Robert Frojen
- Frojen circa 1956, in USA Olympic team jersey from Olympic team photo

Personal information
- Full name: Robert "Bob" Charles Frojen
- Born: December 1, 1930 Hamburg, Germany
- Died: December 11, 2005 (aged 75) Los Angeles, United States
- Height: 181 cm (5 ft 11 in)
- Weight: 82 kg (181 lb)
- Spouse: Coleen

Sport
- Sport: Water polo
- College team: Fullerton Jr. College Stanford University
- Club: Southern California WP Club
- Coached by: James R. Smith (Fullerton) Ed Rutloff (Stanford WP) Neal Kohlhase ('56 Olympics)

Medal record
Representing United States
Pan American Games
| Silver medal – second place | 1955 Mexico City | Men's tournament |

= Robert Frojen =

American water polo player (1930–2005)

Robert "Bob" Charles Frojen (December 1, 1930 - December 11, 2005) was an American water polo player of German descent who competed for Stanford University and participated in the 1956 Summer Olympics in Melbourne, Australia.

==Early life==
Frojen was born December 1, 1930 in Hamburg, Germany to parents of American descent. He attended Fullerton High School where he was mentored and trained in swimming and water polo by Hall of Fame Coach James R. Smith from around 1946-1948.

===College===
He attended Fullerton Jr. College, where he was again coached by James R. Smith, a water polo hall of fame inductee. Completing his education, Frojen played water polo for Stanford University from around 1949-52, where he was coached primarily in water polo by Ed Rudloff and graduated in 1952. One of Frojen's Stanford team mates was James Gaughran, who would later coach swimming and water polo at Stanford, and serve as an Olympic coach. During his tenure at Stanford, Frojen made All-American as a swimmer from 1949-1952, captained the team, and was an All Pacific-8 conference selection in 1952, 1951, and 1950. A strong regional presence during Frojen's tenure, the Stanford water polo team were Pacific Coast Conference Collegiate Champions in 1952, 1951, and 1950.
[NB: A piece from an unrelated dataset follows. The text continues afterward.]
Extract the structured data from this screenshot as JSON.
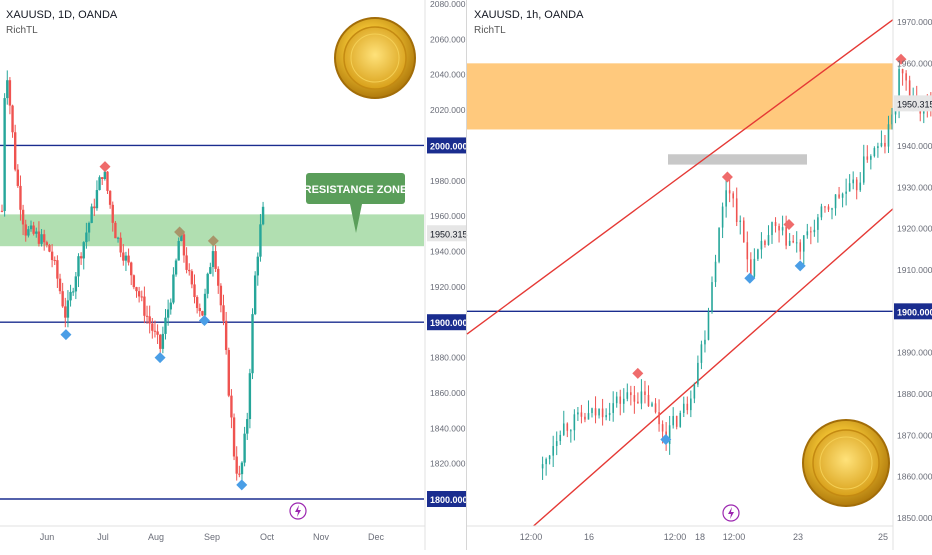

In addition to playing with college teams, Frojen competed for the Southern California Water Polo Club, and won outdoor water polo championships in 1950 and 1949, and indoor championships in 1957. He also played for California's Whittier Water Polo Club that won a national championship in 1949. In international competition, he received a silver medal as part of the U.S. Water Polo team at the 1955 Pan American Games in Ciudad de Mexico.

===1956 Melbourne Olympics===
Frojen was a member of the American water polo team which finished fifth in the 1956 Olympic water polo tournament in Melbourne, Australia under Head Olympic Coach Neal Kohlhase and Assistant Coach Urho Saari, both Water Polo Hall of Fame members. Frojen played all six matches. Hungary took the gold, Yugoslavia took the silver, and the Russian team captured the bronze. A well-publicized feature of the tournament was a very rough match between pre-Olympic favorite Hungary and Russia that had to be stopped by the referees. On December 6, the Hungarian team won their match against Hungary by a score of 4-0, and went undefeated in the tournament, but considerable animosity existed between the Russian and Hungarian teams as a result of the recent Russian occupation of Hungary in November, 1956, subsequent to a student revolt in the same month.

Frojen later had a career in banking, and served in public relations for the firm Bozell and Jacobs.

He died December 11, 2005 in Los Angeles, California. He was married to wife Coleen.

===Honors===
In 1981, he was inducted into the USA Water Polo Hall of Fame.